ChatGPT 3.5 is the base level people expect LLMs to be, it would be 2-3 generati...

bigyikes · 2023-07-18T20:54:44

A small model might be useful for e.g. NPC interactions in a Quest game

Legend2440 · 2023-07-18T21:09:23

3-4 years to run it on your phone seems generous, barring algorithmic breakthroughs.

If I can run 100B+ models on my high-end desktop in 3-4 years I will be very happy.

nullc · 2023-07-18T21:47:17

What do you consider a high end desktop now?

holoduke · 2023-07-18T22:14:05

He means a videocard with 512gb of memory or more.

delecti · 2023-07-18T22:57:59

Is 512gb a typo? The current biggest consumer card has 24GB, so we're probably 15 years from a 512GB card (judging from the increase of 4Gb to 24GB between 2012 and 2022).

flangola7 · 2023-07-19T03:40:21

That's why 3-4 years would be impressive

Legend2440 · 2023-07-18T23:23:03

With 4-bit quantization the requirements are more like 64gb.

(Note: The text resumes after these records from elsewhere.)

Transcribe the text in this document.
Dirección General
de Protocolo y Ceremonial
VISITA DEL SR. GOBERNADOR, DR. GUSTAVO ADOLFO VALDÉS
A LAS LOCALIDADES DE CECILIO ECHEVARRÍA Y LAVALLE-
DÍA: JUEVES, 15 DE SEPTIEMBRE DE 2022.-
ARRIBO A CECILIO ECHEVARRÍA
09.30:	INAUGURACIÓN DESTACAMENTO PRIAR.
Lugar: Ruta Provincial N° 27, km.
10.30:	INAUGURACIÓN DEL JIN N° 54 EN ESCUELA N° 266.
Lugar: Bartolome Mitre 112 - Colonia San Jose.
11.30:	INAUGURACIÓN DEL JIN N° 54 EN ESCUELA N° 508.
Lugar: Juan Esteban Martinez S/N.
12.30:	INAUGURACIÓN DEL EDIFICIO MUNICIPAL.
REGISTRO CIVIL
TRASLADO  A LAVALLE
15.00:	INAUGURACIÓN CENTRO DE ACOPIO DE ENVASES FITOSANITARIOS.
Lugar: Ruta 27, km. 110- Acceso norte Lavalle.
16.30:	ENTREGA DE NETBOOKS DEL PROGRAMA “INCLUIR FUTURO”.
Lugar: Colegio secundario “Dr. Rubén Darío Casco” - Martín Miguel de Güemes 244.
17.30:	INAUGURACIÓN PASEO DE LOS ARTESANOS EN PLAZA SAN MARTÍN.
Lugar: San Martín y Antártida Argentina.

I expect we'll see more unified memory designs like Apple's 128GB M1 Ultra.

zacmps · 2023-07-19T03:26:42

I doubt it to be honest, desktop GPUs use too much power (and hence produce too much heat) to be integrated in that fashion, and any kind of shared memory will be too high latency.

nullc · 2023-07-19T22:35:40

There are 'desktop' (well server) cpus with 64GB of HBM memory per socket now. And big LLMs can be run on lower memory bandwidth systems (like zen4 chips with 12x ddr5 per socket) at lower performance, but where 1-2TB of ram is no big deal.

madars · 2023-07-18T20:59:49

But for what applications? Sure, for answering free-form questions I expect GPT-3.5+ quality. I don't think GPT-3.5 is necessary to provide auto-complete in your email client.

brucethemoose2 · 2023-07-19T01:39:29

Llama 65B finetunes already exceed it in some niches, like roleplaying or specific (coding and spoken) languages

kernal · 2023-07-18T21:12:01

Isn't that the same LLM that doesn't know how many e's are in "ketchup"? Nice.

Legend2440 · 2023-07-18T21:14:50

Aren't you the same user that doesn't understand word-level tokenization?

kernal · 2023-07-18T21:19:58

You must have me confused with an LLM bot that does know how many e's are in "ketchup".